Há qualquer coisa, numa manhã de céu encoberto, estranha, como se a noite ainda por ali, a adiar a sua partida, subiu a extensa escadaria para o trabalho, não diria conformado, mas abnegado consigo mesmo em cumprir um imperativo muito seu, sempre os mais relevantes, parou para um café, surge-lhe aquela colega, mais velha, que o tempo ensinara a respeitar, ela “Faleceu a minha mãe,” ele prontamente “Os meus sentimentos,” não sem antes a punhalada de um despovoar de palavras, afinal “Faleceu a minha mãe,” a morte de um estranho apenas uma informação, tão distinta da morte de um conhecido, quanto mais de alguém que tem lugar reservado no nosso coração, ele a reflectir nas dores que nos estão vedadas, “Faleceu a minha mãe,” sempre por uma dor tão maior que se esvaziou, e a morte, ao contrário do que se julga, sabe-a quente, harmoniosa, pacífica, somente a ouviu, os quilos perdidos, as viagens para a aldeia, limitava-se a anuir e a um ou outro lugar-comum, pouco mais, há dores que nos estão vedadas, sempre por uma dor tão maior que se esvaziou, sem qualquer vocação para carpideira, volta e meia, o seu olhar pela porta na ânsia de outro colega, para dividir os pesares, reflectiu na sempre dolorosa incompreensão da dor, por fim, começaram a chegar os restantes e o espaço a povoar-se, não mais partilhou “Faleceu a minha mãe,” o seu olhar apenas desceu ao chão e o verbo encerrou-se-lhe, tal não lhe passou despercebido, quanta dor conseguimos carregar?

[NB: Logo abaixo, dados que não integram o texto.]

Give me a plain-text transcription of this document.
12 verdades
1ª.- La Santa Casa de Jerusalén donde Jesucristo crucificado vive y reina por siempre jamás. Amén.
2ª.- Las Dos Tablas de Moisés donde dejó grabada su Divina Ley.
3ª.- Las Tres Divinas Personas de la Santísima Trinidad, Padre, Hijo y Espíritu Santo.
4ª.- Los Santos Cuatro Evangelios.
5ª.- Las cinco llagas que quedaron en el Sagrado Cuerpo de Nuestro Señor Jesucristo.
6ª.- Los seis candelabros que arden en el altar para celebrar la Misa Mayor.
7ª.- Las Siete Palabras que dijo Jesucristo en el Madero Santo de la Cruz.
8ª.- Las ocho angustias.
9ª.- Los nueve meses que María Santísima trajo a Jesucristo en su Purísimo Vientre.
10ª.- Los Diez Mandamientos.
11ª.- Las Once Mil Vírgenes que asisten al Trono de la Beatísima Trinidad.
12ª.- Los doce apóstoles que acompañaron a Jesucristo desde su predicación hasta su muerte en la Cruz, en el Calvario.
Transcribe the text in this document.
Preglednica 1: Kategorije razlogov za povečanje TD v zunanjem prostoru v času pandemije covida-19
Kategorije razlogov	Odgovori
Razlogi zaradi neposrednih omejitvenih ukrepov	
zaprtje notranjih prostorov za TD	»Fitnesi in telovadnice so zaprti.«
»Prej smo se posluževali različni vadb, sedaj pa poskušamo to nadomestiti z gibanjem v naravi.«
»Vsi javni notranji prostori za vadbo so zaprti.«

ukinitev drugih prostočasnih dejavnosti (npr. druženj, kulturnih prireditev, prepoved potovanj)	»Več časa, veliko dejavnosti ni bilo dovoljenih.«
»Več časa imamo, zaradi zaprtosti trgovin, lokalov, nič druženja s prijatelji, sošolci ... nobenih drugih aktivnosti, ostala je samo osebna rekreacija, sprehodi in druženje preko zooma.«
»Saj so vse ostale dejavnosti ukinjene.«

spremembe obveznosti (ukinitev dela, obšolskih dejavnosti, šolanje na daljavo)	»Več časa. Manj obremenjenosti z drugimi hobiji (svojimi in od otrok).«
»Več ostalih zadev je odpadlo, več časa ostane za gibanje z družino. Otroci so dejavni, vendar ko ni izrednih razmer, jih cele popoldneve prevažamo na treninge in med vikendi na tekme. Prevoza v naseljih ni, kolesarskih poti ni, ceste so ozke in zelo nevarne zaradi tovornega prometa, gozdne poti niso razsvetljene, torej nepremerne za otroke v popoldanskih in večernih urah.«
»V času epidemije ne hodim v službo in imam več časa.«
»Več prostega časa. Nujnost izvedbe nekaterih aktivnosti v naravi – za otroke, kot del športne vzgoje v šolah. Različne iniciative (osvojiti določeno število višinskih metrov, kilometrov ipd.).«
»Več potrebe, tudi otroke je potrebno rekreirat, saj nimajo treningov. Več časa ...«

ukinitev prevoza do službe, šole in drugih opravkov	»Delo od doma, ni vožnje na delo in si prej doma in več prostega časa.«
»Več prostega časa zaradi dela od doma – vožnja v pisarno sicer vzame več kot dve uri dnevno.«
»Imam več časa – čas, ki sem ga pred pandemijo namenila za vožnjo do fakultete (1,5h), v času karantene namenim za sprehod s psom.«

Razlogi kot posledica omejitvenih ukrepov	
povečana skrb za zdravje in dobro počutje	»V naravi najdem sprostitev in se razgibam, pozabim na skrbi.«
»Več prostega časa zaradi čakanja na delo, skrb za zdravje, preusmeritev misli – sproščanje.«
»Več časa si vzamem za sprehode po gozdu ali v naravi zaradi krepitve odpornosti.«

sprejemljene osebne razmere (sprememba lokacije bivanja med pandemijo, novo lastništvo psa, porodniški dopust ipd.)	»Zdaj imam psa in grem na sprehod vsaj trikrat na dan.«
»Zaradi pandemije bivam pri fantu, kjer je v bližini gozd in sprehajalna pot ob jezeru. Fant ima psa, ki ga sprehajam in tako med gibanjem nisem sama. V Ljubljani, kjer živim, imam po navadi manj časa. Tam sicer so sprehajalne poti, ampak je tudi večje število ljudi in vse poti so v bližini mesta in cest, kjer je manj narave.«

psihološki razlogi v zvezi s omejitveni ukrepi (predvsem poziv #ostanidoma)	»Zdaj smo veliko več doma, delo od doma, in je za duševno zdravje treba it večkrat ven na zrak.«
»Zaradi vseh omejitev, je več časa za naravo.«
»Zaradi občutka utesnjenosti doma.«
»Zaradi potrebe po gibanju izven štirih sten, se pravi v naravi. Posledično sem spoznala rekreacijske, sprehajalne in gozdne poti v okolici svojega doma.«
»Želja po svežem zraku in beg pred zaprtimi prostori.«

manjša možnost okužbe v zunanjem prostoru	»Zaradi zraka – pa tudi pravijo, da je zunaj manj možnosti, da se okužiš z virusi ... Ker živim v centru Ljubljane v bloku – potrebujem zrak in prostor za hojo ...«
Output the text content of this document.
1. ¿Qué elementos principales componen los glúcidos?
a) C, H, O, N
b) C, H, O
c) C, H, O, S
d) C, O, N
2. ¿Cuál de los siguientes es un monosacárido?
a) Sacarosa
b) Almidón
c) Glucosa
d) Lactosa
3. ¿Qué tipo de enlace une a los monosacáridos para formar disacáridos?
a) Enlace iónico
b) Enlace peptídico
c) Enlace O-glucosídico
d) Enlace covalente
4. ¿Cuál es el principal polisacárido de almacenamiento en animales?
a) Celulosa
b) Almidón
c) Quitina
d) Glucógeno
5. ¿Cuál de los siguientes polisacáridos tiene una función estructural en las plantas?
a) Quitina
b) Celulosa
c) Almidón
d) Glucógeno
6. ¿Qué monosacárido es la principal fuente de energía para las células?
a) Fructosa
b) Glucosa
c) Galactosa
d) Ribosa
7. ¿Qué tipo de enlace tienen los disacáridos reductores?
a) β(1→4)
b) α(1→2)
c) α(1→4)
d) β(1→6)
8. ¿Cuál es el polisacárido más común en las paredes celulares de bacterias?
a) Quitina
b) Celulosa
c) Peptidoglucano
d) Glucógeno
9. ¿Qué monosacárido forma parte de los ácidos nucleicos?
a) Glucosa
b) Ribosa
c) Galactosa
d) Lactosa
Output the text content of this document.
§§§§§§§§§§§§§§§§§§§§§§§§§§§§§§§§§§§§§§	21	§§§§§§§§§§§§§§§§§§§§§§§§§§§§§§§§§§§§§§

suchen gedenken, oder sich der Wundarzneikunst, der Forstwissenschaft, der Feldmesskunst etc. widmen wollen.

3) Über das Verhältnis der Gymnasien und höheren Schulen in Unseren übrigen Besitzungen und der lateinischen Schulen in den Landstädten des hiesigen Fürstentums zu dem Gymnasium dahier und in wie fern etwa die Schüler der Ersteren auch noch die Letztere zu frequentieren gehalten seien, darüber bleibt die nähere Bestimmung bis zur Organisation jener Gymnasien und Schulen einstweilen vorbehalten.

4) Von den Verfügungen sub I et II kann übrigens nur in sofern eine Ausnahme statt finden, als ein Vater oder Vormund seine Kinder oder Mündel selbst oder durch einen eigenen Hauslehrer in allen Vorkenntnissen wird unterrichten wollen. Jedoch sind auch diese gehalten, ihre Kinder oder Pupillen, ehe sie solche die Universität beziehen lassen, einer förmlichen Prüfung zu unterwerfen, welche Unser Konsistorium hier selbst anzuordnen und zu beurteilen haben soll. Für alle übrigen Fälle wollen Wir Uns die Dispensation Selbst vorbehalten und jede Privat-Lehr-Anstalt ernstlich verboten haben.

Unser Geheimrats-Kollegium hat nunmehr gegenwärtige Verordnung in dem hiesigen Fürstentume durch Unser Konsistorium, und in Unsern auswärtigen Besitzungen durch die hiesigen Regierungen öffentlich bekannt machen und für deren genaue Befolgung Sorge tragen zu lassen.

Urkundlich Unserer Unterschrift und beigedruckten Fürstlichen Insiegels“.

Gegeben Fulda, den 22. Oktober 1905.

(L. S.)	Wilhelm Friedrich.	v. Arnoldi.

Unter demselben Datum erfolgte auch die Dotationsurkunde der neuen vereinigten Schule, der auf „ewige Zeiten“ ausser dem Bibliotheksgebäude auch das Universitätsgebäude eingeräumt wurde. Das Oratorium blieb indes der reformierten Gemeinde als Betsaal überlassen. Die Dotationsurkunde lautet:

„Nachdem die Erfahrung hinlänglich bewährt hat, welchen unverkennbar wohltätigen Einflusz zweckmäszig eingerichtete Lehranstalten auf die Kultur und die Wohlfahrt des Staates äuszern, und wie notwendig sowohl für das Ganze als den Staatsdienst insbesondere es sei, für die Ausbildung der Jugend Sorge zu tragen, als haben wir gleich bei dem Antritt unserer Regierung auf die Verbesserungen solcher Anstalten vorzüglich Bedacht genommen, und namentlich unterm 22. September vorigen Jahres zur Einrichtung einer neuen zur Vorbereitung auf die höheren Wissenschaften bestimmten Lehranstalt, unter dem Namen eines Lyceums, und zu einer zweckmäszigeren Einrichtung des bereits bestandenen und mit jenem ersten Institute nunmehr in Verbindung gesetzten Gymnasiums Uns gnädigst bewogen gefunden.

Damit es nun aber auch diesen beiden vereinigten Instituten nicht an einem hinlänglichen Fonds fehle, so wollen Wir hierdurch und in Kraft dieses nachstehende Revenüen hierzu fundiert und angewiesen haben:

A morte parece apreciar a companhia dos
velhos, mas é falso, perdeu a conta aos novos que resolveram acompanhá-la na
viagem sem regresso, demasiados, pois, demasiados, é tão distinto saber de uma
morte ou senti-la: a notícia ou a punhalada; a informação ou o espaço
irreversivelmente vazio pela ausência; desde que se recorda, a palavra morte sempre com uma aura de obscenidade, proibida,
imoral, pestilenta, não chegara a completar uma dezena de anos quando teve o
primeiro contacto com a outra face da vida, ocorreu na casa de uns vizinhos dos
avós, ainda hoje aquém das razões, no entanto, ali foi velado o corpo, uma luz
difusa naquela divisão, umas figuras de negro, num uníssono queixume, à volta
do caixão, aberto, onde estava o corpo, admirou-se pela brancura de rosto e
mãos, contudo, houve um aspecto que lhe ressaltou desde logo: havia um
irreversível carácter de imobilidade nele; a vida, de facto, partira dali, não
chegara a completar uma dezena de anos, mas naquele instante aprendera a
essência do existir, não lhe passou despercebida a ausência de lágrimas da viúva,
pelo rosto apenas serenidade, dizia-se, amiúde, que ele gostava de esvaziar
múltiplos copos, a agressividade só despertava em casa, elucidativo sobre o seu
carácter e dos demais similares, ali estava ela sentada sobre um banquito, a
cumprir o imperativo-social do último adeus, quase lhe ouvia os terrores a
abandoná-la, daí a serenidade visível, naquele instante aprendera a essência do
existir: nesta vida tão pouca coisa é o que parece, esperava encontrar dor,
apenas compreendeu hipocrisia, não que fosse censurável, então para quê as
figuras de negro, num uníssono queixume, à volta do caixão? O miúdo saiu dali
com um curso intensivo de geografia da alma-humana, não se recorda de quanto
tempo permaneceu naquele velório, guardou para a vida que saudade não entrara
no sentir de qualquer um dos presentes, em verdade, nunca assistimos ao funeral
do outro, vislumbramos sempre o nosso, o miúdo saiu dali com a certeza de que os
desenhos-animados talvez não fossem assim tão coloridos, para continuar a meninice,
atirou para um longínquo canto da sua alma este curso intensivo de geografia da
alma-humana, hoje, quando ela “Faleceu a minha mãe,” ele prontamente “Os meus sentimentos,” tropeçou nesta sombria memória que, apesar de tudo, lhe garantira um
diploma em natureza-humana, nem tudo é mau, quem menos sorri menos se engana,
apesar da luz difusa daquela divisão, das figuras de negro, num uníssono
queixume, à volta do caixão, aberto, onde estava o corpo, havia uma luz
emergente na serenidade do rosto da viúva, resignação e esperança simultâneas,
tão raro sentires paradoxais se fundirem, foi a isso que o miúdo, com menos de
dez anos, assistiu, na altura atirou para um longínquo canto da sua alma,
talvez aguardasse pelas palavras certas para o recordar.